Opened February 26, 2009 09:58PM UTC

Closed October 20, 2012 02:34AM UTC

eq() performance improvement and negative indices

Reported by: ricardobeat Owned by: gibson042
Priority: minor Milestone:
Component: core Version: 1.3.2
Keywords: eq, performance Cc: ricardobeat
Blocked by: Blocking:
Description

Currently $(...).eq(x) is much slower than $( $(..)[x] ). This patch improves performance by pushing the single element into a new object via pushStack.

Attachments (2)
  • eq.patch (0.3 KB) - added by ricardobeat February 26, 2009 09:58PM UTC.

    patch

  • jquery.eq.patch (0.4 KB) - added by ricardobeat February 28, 2009 07:48PM UTC.

    patch with support for negative indexes

Change History (10)

Changed February 26, 2009 09:59PM UTC by ricardobeat comment:1

Notice that the 'selector' string will now read ".eq(1)" instead of ".slice(1,2)", hope that's not a problem.

Changed February 28, 2009 07:50PM UTC by ricardobeat comment:2

Added support for negative indexes to comply with the changes in get().

http://groups.google.com/group/jquery-dev/browse_thread/thread/432e256106530123?hl=en

Changed February 28, 2009 07:51PM UTC by ricardobeat comment:3

Oh, could someone change the ticket description to include this enhancement? Or should I have put this in a separate ticket?

Changed June 08, 2009 01:02AM UTC by dmethvin comment:4

summary: eq() performance improvementeq() performance improvement and negative indices

Dup #4731 has an alternate patch for negative indices.
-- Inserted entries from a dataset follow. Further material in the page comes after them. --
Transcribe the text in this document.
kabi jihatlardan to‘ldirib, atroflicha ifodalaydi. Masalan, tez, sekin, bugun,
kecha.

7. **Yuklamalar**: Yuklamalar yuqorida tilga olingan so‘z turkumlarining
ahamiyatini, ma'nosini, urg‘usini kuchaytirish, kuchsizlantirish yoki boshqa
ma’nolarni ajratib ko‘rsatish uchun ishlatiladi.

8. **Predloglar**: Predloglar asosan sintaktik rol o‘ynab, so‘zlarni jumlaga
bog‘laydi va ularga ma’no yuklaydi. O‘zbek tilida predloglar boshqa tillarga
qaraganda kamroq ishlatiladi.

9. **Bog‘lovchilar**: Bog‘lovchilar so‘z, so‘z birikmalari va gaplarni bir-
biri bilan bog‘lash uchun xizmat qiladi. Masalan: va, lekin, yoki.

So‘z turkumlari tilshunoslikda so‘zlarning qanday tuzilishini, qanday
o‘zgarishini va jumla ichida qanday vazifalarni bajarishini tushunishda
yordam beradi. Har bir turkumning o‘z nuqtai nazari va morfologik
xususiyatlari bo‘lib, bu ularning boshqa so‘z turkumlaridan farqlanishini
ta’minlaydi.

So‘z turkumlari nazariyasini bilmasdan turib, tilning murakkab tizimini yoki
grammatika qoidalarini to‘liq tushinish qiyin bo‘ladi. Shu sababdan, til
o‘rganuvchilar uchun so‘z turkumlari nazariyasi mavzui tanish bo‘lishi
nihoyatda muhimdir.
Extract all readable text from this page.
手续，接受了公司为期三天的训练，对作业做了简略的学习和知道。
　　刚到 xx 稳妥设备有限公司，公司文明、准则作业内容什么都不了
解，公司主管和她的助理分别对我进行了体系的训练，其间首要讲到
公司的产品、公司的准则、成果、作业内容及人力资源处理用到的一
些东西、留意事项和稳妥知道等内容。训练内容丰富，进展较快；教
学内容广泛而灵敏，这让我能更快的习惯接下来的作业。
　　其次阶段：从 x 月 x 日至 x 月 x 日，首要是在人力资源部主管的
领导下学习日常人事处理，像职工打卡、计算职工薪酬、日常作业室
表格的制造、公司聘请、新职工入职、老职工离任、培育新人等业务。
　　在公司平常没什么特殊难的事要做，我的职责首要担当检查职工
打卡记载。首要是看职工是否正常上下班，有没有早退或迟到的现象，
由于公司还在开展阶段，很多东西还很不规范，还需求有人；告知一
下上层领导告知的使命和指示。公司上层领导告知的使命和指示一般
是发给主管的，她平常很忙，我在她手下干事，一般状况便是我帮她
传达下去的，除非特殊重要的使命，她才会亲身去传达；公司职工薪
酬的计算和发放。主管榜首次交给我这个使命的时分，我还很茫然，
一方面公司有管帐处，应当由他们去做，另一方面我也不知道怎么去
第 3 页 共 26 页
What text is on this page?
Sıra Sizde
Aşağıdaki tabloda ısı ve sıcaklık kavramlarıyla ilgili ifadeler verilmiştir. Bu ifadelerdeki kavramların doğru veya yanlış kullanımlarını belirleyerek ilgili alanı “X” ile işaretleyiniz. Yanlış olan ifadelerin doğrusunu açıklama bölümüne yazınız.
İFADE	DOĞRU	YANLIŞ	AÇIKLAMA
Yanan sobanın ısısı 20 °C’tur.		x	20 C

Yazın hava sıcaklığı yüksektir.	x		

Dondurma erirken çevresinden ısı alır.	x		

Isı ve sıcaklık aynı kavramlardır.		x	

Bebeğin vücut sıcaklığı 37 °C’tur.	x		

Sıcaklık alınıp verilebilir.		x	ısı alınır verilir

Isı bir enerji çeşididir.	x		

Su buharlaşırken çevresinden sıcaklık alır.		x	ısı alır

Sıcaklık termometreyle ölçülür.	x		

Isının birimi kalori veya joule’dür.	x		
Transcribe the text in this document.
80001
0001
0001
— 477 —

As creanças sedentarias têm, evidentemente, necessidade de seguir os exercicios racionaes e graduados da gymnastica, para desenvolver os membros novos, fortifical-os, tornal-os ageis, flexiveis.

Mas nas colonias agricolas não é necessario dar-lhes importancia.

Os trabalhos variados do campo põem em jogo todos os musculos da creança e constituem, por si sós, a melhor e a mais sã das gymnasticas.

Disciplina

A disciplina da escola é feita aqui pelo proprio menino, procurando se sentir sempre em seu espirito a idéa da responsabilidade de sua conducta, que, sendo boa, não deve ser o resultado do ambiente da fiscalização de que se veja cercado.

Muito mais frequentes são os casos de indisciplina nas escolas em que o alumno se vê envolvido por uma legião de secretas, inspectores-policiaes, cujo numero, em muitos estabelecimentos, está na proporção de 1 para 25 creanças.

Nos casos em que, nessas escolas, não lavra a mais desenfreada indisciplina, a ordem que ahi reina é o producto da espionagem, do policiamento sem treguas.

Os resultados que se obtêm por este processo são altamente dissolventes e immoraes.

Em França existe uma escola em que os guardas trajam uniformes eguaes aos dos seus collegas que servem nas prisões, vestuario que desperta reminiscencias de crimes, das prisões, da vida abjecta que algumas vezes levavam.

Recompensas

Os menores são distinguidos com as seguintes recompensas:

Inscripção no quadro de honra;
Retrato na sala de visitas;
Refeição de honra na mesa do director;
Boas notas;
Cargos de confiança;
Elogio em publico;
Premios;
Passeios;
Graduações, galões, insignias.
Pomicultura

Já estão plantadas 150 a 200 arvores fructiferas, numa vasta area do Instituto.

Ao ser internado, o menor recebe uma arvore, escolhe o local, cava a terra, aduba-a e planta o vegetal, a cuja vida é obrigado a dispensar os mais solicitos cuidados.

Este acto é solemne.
Changed September 14, 2009 06:51PM UTC by flesler comment:5

cc: → ricardobeat
owner: → flesler

Changed November 11, 2009 06:10PM UTC by john comment:6

resolution: → fixed
status: newclosed

Changed October 16, 2012 07:54AM UTC by Christian Meixner <christian.meixner@bippesbrandao.de> comment:7

.eq(i) still is much slower than $($(..)[i])

see jsperf: http://jsperf.com/jquery-eq

Why not just return $($(..)[i]) in .eq()?

return $(collection[i < 0 ? collection.length - i: i ]);

The current implementation of .eq() can not be recommended for loops.

Changed October 19, 2012 01:33AM UTC by ajpiano comment:8

milestone: 1.4
resolution: fixed
status: closedreopened

That jsPerf shows jQuery 1.6.1 - I made another that shows 1.6.1 and 1.8.2 side by side, where the fundamental problem persists. http://jsperf.com/jq-eq-index-vs-jq-jqobj-index

We can't return jQuery( jQuery(...)[i] ) because it breaks the stack, behaviour of .end(), etc. but I do agree that it would be good to get to the bottom of why it's so dramatically slower here, though I suspect that it can be chalked up to the fact that the various operations required to retain the expected API behaviour bring with them some inherent overhead

Changed October 19, 2012 09:12PM UTC by gibson042 comment:9

_comment0: http://jsperf.com/jq-eq-index-vs-jq-jqobj-index/2 \ https://github.com/jquery/jquery/pull/10001350681334663628
owner: fleslergibson042
status: reopenedassigned

Changed October 20, 2012 02:34AM UTC by Richard Gibson comment:10

resolution: → fixed
status: assignedclosed

Fix #4262: faster .eq(), closes gh-1000.